In 18th-century England, coal wasn’t just energy. It was ambition. It fueled glassmaking, brewing, and salt production, and its steam engines pulled water from mines and trains across the countryside. Half of England’s coal never left its borders that’s how deeply it powered daily life. For the first time, human progress had a fuel source, and Britain knew how to use it. Compared to the Chinese government, the British state took a more direct interest in coal drafting laws to promote its extraction, transport, and use, ensuring London’s ever-growing hunger for energy was always met.
But Britain’s industrial success came with consequences and colonies. Before English mills turned, India was the world’s textile capital. Its cottons, chintzes, and muslins were traded across continents, woven by artisans whose skill defined luxury. The subcontinent’s textile traditions weren’t merely an economic system they were a cultural identity, sustained through generations of craftsmanship and pride.
As Britain industrialized, that artistry became collateral. Colonial policies turned India into a supplier of raw cotton and a captive market for British goods. Heavy tariffs kept Indian textiles out of Britain, while British fabric flowed freely into India. Raw cotton was exported at low cost, spun and woven in Lancashire using slave-grown fiber from the American South, and then resold to India at marked-up prices.
What came back was not art, but imitation factory-made cloth that was faster, cheaper, and infinitely repeatable. The looms of Bengal fell silent, replaced by the rhythm of machines thousands of miles away. The deindustrialization of India wasn’t an accident of progress; it was a policy of control. Britain’s machines ran on coal, but its system ran on domination over resources, markets, and minds.
This transformation changed more than just economics. It reshaped the very idea of consumption. When handwoven cloth gave way to factory-spun textiles, scarcity was replaced by abundance, and quality by quantity. The idea that things could and should, be replaced quickly began here. It’s no coincidence that the culture of fast consumption, the constant churn of production and replacement, was born from the same forces that dismantled artisanal economies.
The economics behind this shift were simple but devastating. Britain’s ability to control both the source of raw materials and the sale of finished goods created an artificial monopoly one that extracted wealth from its colonies while fueling its own prosperity. That wealth financed new industries, infrastructure, and technologies, laying the groundwork for modern capitalism. But it also revealed a dangerous truth: progress for some often depends on the exploitation of others.
Centuries later, echoes of that system are resurfacing. The recent wave of tariff wars especially under U.S. President Donald Trump reflects a new form of protectionism reminiscent of Britain’s colonial playbook. By imposing tariffs on steel, aluminum, and Chinese technology, the U.S. sought to shield its industries from global competition. Yet such measures also risk reshaping trade relationships and supply chains, creating new winners and new losers in the global economy.

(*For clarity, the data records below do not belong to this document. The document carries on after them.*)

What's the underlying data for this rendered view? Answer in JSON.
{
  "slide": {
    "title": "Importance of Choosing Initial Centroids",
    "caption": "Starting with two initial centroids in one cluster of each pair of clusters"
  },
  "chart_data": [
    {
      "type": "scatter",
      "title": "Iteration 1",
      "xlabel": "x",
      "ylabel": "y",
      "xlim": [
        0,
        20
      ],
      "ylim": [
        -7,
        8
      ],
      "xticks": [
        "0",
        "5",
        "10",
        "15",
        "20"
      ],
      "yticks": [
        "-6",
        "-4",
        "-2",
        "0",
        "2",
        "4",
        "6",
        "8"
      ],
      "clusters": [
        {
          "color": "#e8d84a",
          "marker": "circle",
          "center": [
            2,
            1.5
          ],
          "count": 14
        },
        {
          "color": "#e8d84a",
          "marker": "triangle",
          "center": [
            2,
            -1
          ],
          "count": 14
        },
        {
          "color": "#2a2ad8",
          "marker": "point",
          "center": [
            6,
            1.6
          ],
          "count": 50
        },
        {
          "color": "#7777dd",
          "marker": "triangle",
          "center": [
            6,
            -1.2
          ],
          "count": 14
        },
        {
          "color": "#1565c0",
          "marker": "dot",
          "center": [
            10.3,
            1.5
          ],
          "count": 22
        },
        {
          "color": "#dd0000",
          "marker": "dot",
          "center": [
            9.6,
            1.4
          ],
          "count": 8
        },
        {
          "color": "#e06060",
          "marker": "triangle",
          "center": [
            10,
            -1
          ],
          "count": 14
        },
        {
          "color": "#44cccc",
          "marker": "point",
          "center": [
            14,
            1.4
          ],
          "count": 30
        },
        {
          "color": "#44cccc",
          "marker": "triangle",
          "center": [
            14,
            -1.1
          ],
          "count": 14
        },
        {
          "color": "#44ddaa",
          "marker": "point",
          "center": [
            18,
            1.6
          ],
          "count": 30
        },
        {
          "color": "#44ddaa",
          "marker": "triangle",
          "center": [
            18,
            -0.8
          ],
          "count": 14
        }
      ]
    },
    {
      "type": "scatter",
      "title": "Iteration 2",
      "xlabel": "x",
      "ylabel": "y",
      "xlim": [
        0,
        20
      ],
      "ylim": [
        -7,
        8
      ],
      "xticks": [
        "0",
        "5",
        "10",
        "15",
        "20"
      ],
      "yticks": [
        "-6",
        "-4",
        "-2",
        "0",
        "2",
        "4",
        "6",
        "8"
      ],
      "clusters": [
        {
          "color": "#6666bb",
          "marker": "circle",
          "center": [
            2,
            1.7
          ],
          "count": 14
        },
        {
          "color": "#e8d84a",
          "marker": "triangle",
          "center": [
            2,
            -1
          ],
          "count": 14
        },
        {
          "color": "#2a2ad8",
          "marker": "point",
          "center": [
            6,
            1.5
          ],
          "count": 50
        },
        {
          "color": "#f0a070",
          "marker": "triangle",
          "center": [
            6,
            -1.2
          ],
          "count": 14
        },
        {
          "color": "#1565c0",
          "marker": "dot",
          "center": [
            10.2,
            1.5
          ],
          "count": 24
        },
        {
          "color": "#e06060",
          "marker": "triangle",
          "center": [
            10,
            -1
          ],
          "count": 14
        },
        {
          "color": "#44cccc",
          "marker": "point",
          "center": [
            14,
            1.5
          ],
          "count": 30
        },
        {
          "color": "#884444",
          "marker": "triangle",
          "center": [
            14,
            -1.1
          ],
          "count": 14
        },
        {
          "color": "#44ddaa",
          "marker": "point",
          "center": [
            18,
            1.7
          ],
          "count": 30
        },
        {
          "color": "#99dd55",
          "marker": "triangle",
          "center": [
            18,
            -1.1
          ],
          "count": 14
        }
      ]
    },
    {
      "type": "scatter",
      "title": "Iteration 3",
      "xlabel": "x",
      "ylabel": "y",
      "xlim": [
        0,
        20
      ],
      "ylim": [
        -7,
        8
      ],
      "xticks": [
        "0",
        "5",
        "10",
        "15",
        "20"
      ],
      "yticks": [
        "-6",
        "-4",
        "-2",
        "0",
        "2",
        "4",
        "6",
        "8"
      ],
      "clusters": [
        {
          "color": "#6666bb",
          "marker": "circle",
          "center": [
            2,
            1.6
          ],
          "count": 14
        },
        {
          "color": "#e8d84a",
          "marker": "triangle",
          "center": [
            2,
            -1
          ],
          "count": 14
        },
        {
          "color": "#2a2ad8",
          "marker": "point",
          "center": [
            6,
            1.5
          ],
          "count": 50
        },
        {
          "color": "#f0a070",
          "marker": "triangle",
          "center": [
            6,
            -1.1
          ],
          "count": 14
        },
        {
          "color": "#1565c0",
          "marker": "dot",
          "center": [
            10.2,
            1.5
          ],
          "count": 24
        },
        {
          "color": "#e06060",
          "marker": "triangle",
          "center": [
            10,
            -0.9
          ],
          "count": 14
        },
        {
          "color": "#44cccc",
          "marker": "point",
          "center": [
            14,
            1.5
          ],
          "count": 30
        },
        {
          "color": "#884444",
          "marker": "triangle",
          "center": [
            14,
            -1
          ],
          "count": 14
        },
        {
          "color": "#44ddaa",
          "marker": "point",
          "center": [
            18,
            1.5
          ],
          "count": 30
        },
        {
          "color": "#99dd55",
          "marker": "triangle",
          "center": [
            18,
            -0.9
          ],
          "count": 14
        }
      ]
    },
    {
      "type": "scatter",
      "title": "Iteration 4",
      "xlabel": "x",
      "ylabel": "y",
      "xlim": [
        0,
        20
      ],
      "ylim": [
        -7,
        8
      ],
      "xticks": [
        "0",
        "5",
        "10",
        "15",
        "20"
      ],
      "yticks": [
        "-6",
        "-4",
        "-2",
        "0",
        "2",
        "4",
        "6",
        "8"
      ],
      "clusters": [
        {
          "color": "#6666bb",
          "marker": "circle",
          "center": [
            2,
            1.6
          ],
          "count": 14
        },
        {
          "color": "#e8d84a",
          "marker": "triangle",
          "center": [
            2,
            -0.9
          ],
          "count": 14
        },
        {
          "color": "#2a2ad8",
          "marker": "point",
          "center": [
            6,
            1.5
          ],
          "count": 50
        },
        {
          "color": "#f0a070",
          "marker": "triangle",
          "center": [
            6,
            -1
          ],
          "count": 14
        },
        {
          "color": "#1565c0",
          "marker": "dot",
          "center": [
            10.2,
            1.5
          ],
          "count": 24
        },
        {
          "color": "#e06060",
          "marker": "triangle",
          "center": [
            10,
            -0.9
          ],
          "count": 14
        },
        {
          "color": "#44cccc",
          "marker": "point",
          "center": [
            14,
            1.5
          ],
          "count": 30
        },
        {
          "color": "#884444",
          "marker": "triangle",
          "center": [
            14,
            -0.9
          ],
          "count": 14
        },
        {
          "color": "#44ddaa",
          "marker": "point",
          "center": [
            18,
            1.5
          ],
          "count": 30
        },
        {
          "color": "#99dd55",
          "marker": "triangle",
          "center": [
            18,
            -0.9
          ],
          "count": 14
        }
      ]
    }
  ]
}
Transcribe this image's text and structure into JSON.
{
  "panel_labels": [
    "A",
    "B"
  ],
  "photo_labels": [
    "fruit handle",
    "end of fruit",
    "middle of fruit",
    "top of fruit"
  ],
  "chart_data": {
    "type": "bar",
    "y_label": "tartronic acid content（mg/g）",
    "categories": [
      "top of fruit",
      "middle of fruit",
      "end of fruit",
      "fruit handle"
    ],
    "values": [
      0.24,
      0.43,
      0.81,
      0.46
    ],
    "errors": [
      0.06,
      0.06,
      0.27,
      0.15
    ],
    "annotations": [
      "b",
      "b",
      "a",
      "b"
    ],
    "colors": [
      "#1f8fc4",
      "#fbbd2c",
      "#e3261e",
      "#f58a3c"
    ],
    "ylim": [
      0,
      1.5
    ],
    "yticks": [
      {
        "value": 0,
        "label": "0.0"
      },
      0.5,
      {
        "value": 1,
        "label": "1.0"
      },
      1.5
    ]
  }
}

Only this time, the resource isn’t coal, it’s data. The race isn’t for textiles or territory, but for algorithms, semiconductors, and artificial intelligence. Nations are now competing to secure chips, restrict exports, and control who gets access to the new raw material of the 21st century: information.
The parallels are striking. Then, Britain used its colonial laws to dominate trade; now, tech powers use digital policy and economic sanctions to do the same. The vocabulary has evolved from “civilizing missions” to “national security measures” but the logic hasn’t. It’s still about who controls production, who profits, and who pays the price.
The Industrial Revolution taught us how to produce more. The AI revolution might teach us how to think more or, if we’re not careful, how to repeat the same mistakes in a new form. Every technological leap carries a story of displacement: what we gain in efficiency, we often lose in equity, art, or meaning.
History may not repeat itself perfectly, but it rhymes. Britain’s rise came at the cost of India’s craftsmanship. Today, as nations wage digital and economic wars in the name of progress, the world faces a familiar question: will innovation expand opportunity, or deepen inequality? Because whether powered by coal or by code, every revolution carries within it the same thread
Who gets to create, and who gets consumed?